Monday, January 25, 2021

Week 4, Blog Post Denver Art Museum

     The Denver Art Museum's panel on Mexican Modernism provided an intricate lens into three panelists, Pablo Helguera, Damian Ortega, and Alma Lopez. The moderators, of course to add to the individual artists' storytelling, added that Mexican Modernism is both instructive and politically engaged. Additionally, for the flow of the event, they split up the topics of discussion into three main categories: 1. Public Art as Activism, 2. Layered Identities, and 3. Reclamation and Appropriation. I enjoyed hearing each of the artists' back stories and sources of inspiration, taking it all back to express the motives behind their present, past, and possible future works. Everything was presented beautifully chronologically, and I'd like to start with my admiration of Pablo Helguera and his love for muralism and performance art, which led to his paying homage to the impact of Mexican telenovelas globally, specifically in Eastern Europe.
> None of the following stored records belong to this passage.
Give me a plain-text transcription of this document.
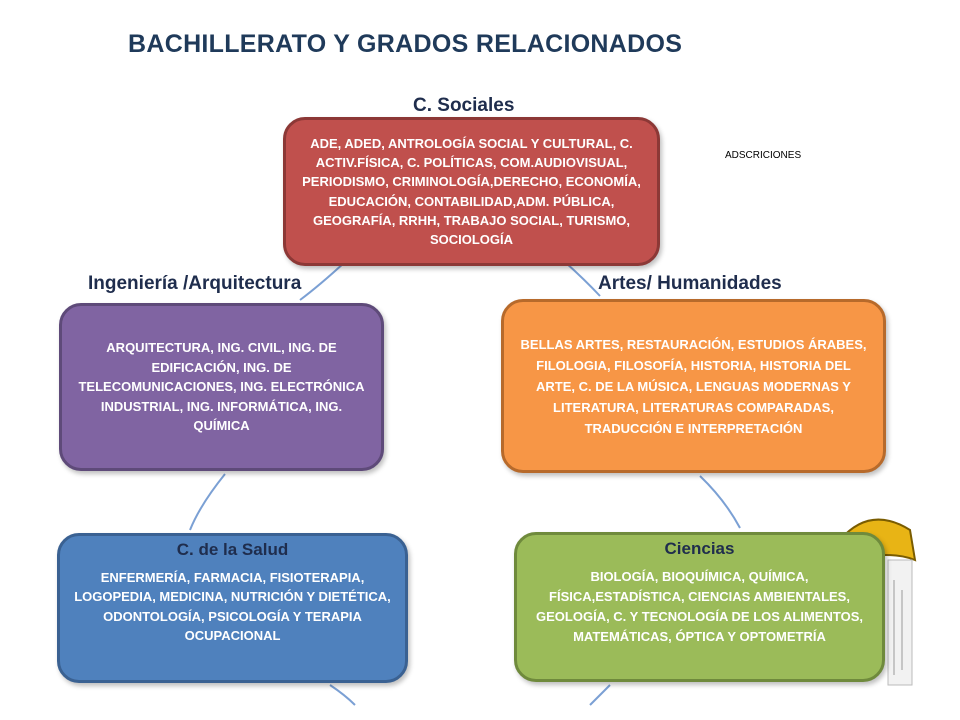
BACHILLERATO Y GRADOS RELACIONADOS
C. Sociales
ADE, ADED, ANTROLOGÍA SOCIAL Y CULTURAL, C. ACTIV.FÍSICA, C. POLÍTICAS, COM.AUDIOVISUAL, PERIODISMO, CRIMINOLOGÍA,DERECHO, ECONOMÍA, EDUCACIÓN, CONTABILIDAD,ADM. PÚBLICA, GEOGRAFÍA, RRHH, TRABAJO SOCIAL, TURISMO, SOCIOLOGÍA
ADSCRICIONES
Ingeniería /Arquitectura
ARQUITECTURA, ING. CIVIL, ING. DE EDIFICACIÓN, ING. DE TELECOMUNICACIONES, ING. ELECTRÓNICA INDUSTRIAL, ING. INFORMÁTICA, ING. QUÍMICA
Artes/ Humanidades
BELLAS ARTES, RESTAURACIÓN, ESTUDIOS ÁRABES, FILOLOGIA, FILOSOFÍA, HISTORIA, HISTORIA DEL ARTE, C. DE LA MÚSICA, LENGUAS MODERNAS Y LITERATURA, LITERATURAS COMPARADAS, TRADUCCIÓN E INTERPRETACIÓN
C. de la Salud
ENFERMERÍA, FARMACIA, FISIOTERAPIA, LOGOPEDIA, MEDICINA, NUTRICIÓN Y DIETÉTICA, ODONTOLOGÍA, PSICOLOGÍA Y TERAPIA OCUPACIONAL
Ciencias
BIOLOGÍA, BIOQUÍMICA, QUÍMICA, FÍSICA,ESTADÍSTICA, CIENCIAS AMBIENTALES, GEOLOGÍA, C. Y TECNOLOGÍA DE LOS ALIMENTOS, MATEMÁTICAS, ÓPTICA Y OPTOMETRÍA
I also appreciated when understanding his layered identities, especially as a white Mexican man, he used theatrics to create art,  imagining himself with different worldviews and experiences to inform his art. Damian Ortega also paid homage to various political cartoons and even store front advertisements that you''d see in front of many Mexican owned stores, and just truly spotlighted the ways that art manifests in the least "likely" of places.